This is part 29 of my automation series – for our story to date, check out the list of articles here.
Technical level: **
Just a couple posts ago we were looking at the goal of automaton. In general terms, what I get from every group I’ve talked to is something along the line of “speedy feedback”. We’re trying to shorten and supercharge the feedback loop from someone committing a change to being told “the system doesn’t work”.
So what’s an ideal time for it to take? This is important.
Obviously we want it to take longer than doing it manually, otherwise what’s the point?
Different groups had different ideas about this. Most just wanted some kind of “thumbs up” or “thumbs down” indicator on build quality. And they wanted it quite quickly. For others there was a rigorous series of regression tests they needed to run on the system, and they were trying to speed this up from “currently takes a couple of weeks”.
I’m going to call these two drivers “build quality” and “regression”. They will dramatically change the timeframe we’ll be looking at. For both these drivers though, the first port of call for making things as fast as possible is to embrace the automation pyramid and to be sure to be doing at the unit or API level those checks which make sense to do there.
Driven by “build quality”
A developer finishes a code or configuration change, and wants to commit to the test environment. But first they have to run a series of checks to make sure what’s being deployed isn’t obviously broken.

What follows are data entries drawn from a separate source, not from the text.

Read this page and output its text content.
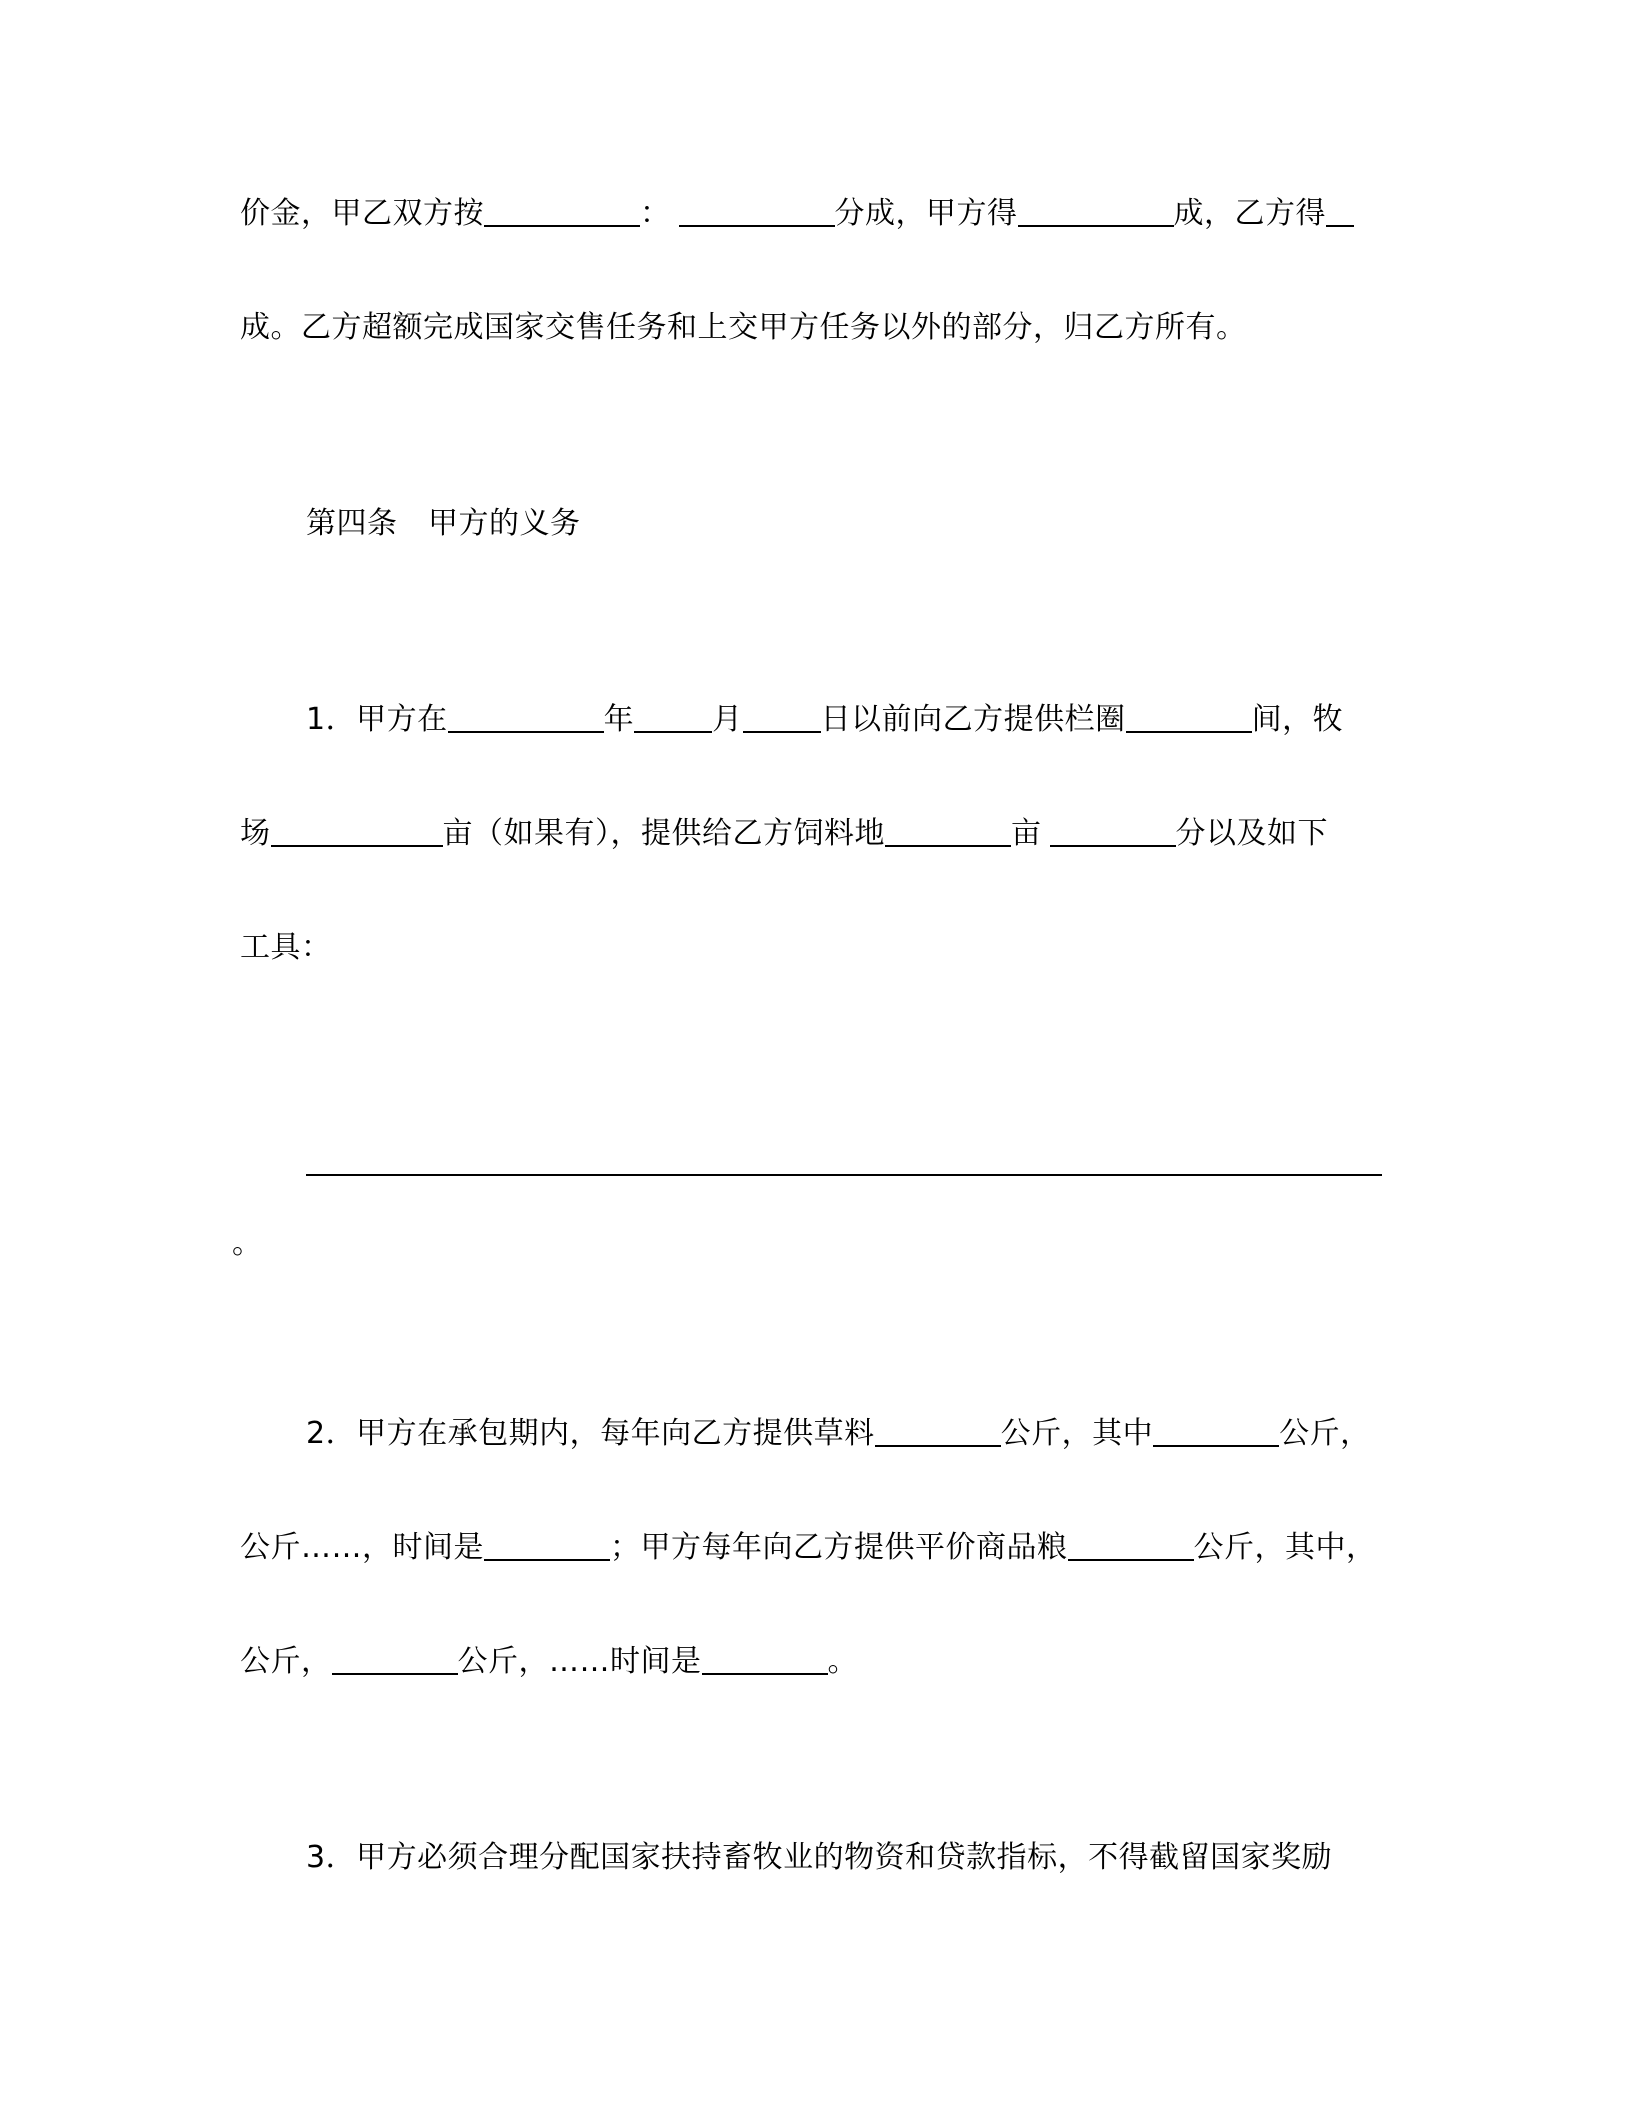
价金，甲乙双方按	：	分成，甲方得	成，乙方得
成。乙方超额完成国家交售任务和上交甲方任务以外的部分，归乙方所有。
第四条　甲方的义务
1．甲方在	年	月	日以前向乙方提供栏圈	间，牧
场	亩（如果有），提供给乙方饲料地	亩	分以及如下
工具：
。
2．甲方在承包期内，每年向乙方提供草料	公斤，其中	公斤，
公斤……，时间是	；甲方每年向乙方提供平价商品粮	公斤，其中，
公斤，	公斤，……时间是	。
3．甲方必须合理分配国家扶持畜牧业的物资和贷款指标，不得截留国家奖励
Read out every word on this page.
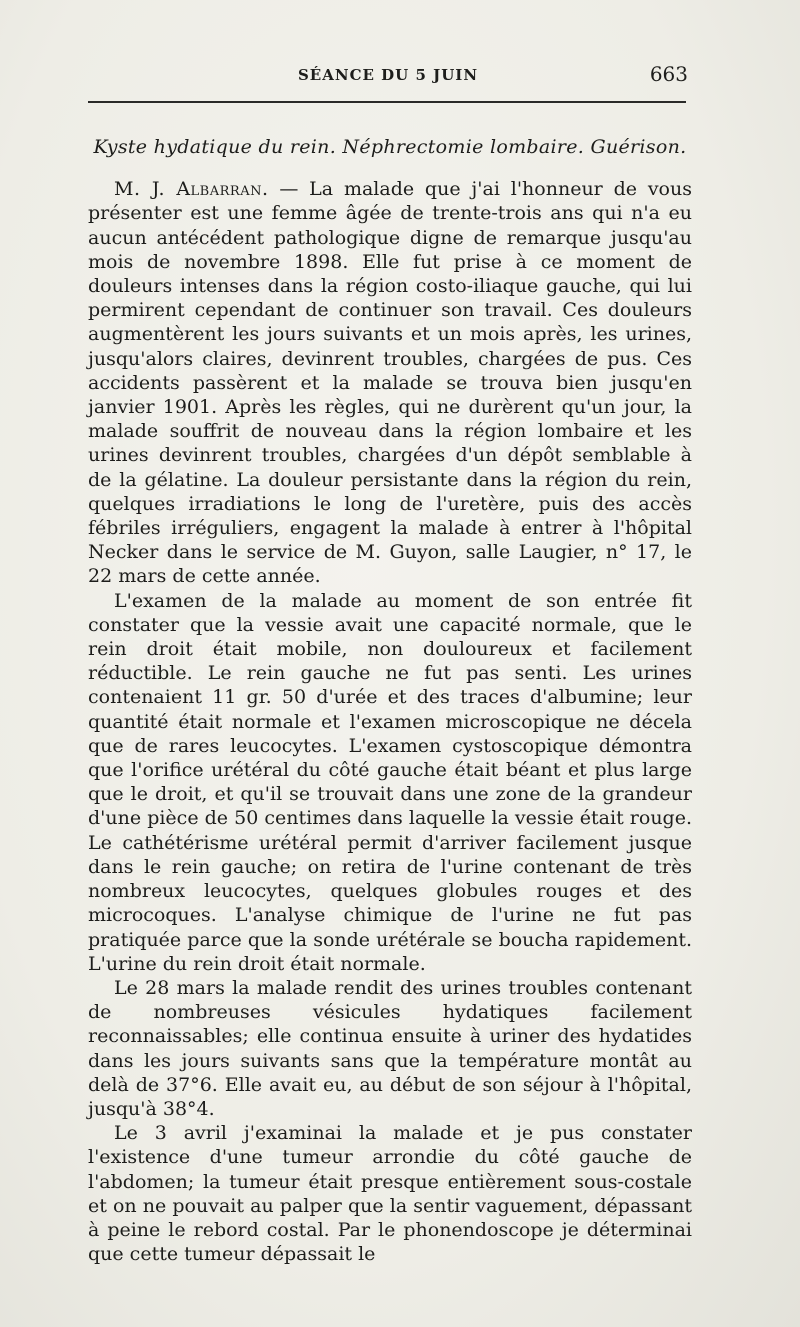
SÉANCE DU 5 JUIN	663
Kyste hydatique du rein. Néphrectomie lombaire. Guérison.

M. J. Albarran. — La malade que j'ai l'honneur de vous présenter est une femme âgée de trente-trois ans qui n'a eu aucun antécédent pathologique digne de remarque jusqu'au mois de novembre 1898. Elle fut prise à ce moment de douleurs intenses dans la région costo-iliaque gauche, qui lui permirent cependant de continuer son travail. Ces douleurs augmentèrent les jours suivants et un mois après, les urines, jusqu'alors claires, devinrent troubles, chargées de pus. Ces accidents passèrent et la malade se trouva bien jusqu'en janvier 1901. Après les règles, qui ne durèrent qu'un jour, la malade souffrit de nouveau dans la région lombaire et les urines devinrent troubles, chargées d'un dépôt semblable à de la gélatine. La douleur persistante dans la région du rein, quelques irradiations le long de l'uretère, puis des accès fébriles irréguliers, engagent la malade à entrer à l'hôpital Necker dans le service de M. Guyon, salle Laugier, n° 17, le 22 mars de cette année.

L'examen de la malade au moment de son entrée fit constater que la vessie avait une capacité normale, que le rein droit était mobile, non douloureux et facilement réductible. Le rein gauche ne fut pas senti. Les urines contenaient 11 gr. 50 d'urée et des traces d'albumine; leur quantité était normale et l'examen microscopique ne décela que de rares leucocytes. L'examen cystoscopique démontra que l'orifice urétéral du côté gauche était béant et plus large que le droit, et qu'il se trouvait dans une zone de la grandeur d'une pièce de 50 centimes dans laquelle la vessie était rouge. Le cathétérisme urétéral permit d'arriver facilement jusque dans le rein gauche; on retira de l'urine contenant de très nombreux leucocytes, quelques globules rouges et des microcoques. L'analyse chimique de l'urine ne fut pas pratiquée parce que la sonde urétérale se boucha rapidement. L'urine du rein droit était normale.

Le 28 mars la malade rendit des urines troubles contenant de nombreuses vésicules hydatiques facilement reconnaissables; elle continua ensuite à uriner des hydatides dans les jours suivants sans que la température montât au delà de 37°6. Elle avait eu, au début de son séjour à l'hôpital, jusqu'à 38°4.

Le 3 avril j'examinai la malade et je pus constater l'existence d'une tumeur arrondie du côté gauche de l'abdomen; la tumeur était presque entièrement sous-costale et on ne pouvait au palper que la sentir vaguement, dépassant à peine le rebord costal. Par le phonendoscope je déterminai que cette tumeur dépassait le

Ideally you want these to run as fast as possible. The ideal time I’ve often heard of is about 20 minutes (the office joke is we’ve got a cafe on our ground floor, and this is the time it takes to have a pizza made and delivered). Certainly any more than 40 minutes is painful. It leads to “I guess I just kick this off before I leave and hope I’m first in tomorrow morning” *
There are ways to go faster. Selenium GRID allows you to perform automation tests in something like a multi-threaded environment (running multiple things concurrently). Katrina Clokie wrote an article about adoption of this at BNZ here.
Using technology to help you go faster is a definite must, it’s the driving force behind trying to use the pyramid to make sure your checks are at the place where they can run most efficiently. If you’re testing hundreds of business logic combinations, do it at the unit level.
This picture though highlights something to be aware of …
If you’ve got an elephant on a motorbike, and need to go faster, the first port of call is to buy a more powerful motorcycle (faster machines, Selenium GRID).
If that’s still not working, it might be time to put the elephant on a diet. That means looking through your build tests, and taking a hard critical look as “do we need them all?”. Potentially scaling it back.
Driven by “regression”
Is the driver for your automation is regression test coverage, you’re probably aiming for a much bigger suite, with much longer runtimes.
It’s as important even though you’re looking at maybe running over days vs running in well under an hour, to still embrace the pyramid and try to have your checks running as efficiently as possible.
A few areas I’ve spoken with to have embraced both “build driven” and “regression”. Typically the post-build checks that they run are a cut down version of the regression test suit (hey, that means reuse), but of the top critical behaviours.
There’s still a need to try and avoid the feeling of the elephant on the bike. More automation means more to maintain, and you want to try and avoid trying to service and carry going forward tests which are trivial in nature.
At the beginning of this series I told about the test manager who’d make us run scripts which checked for every bug that we’d ever found (no matter how trivial), and how painful that got in time. When I was at Agile Test Days in Germany, I happened to meet a fellow tester from the project included in that experience report, and we talked about how painful that approach had become. So much so that the prohibitive cost of testing like that eventually led to us losing future contract work with that customer (the unit manager happened to be a school friend, and had confirmed that). And for all that rerunning of those tests, we never once found a recurrence of one of those bugs to warrant the time.
[To be clear, I learned from that test manager the important of going deeper in testing than I’d normally do. But I learned in trying to engage with that test manager and the business involved, the importance of revising testing to quite that level if we’re not getting defects about the product illuminated.]
* When I was a developer, waiting for the build to finish drove me nuts. If it was a short build, I might update some documentation, then write a humorous meme to my friends. If it was longer, I’d try and remote log in on spare machine, and trawl through the defect list to find a relatively simple bug I might be able to knock out of the park. This might be a bigger mistake than the comedy meme as I’d end up switching context so would forget some of what I’d done from the compile and test that was going on!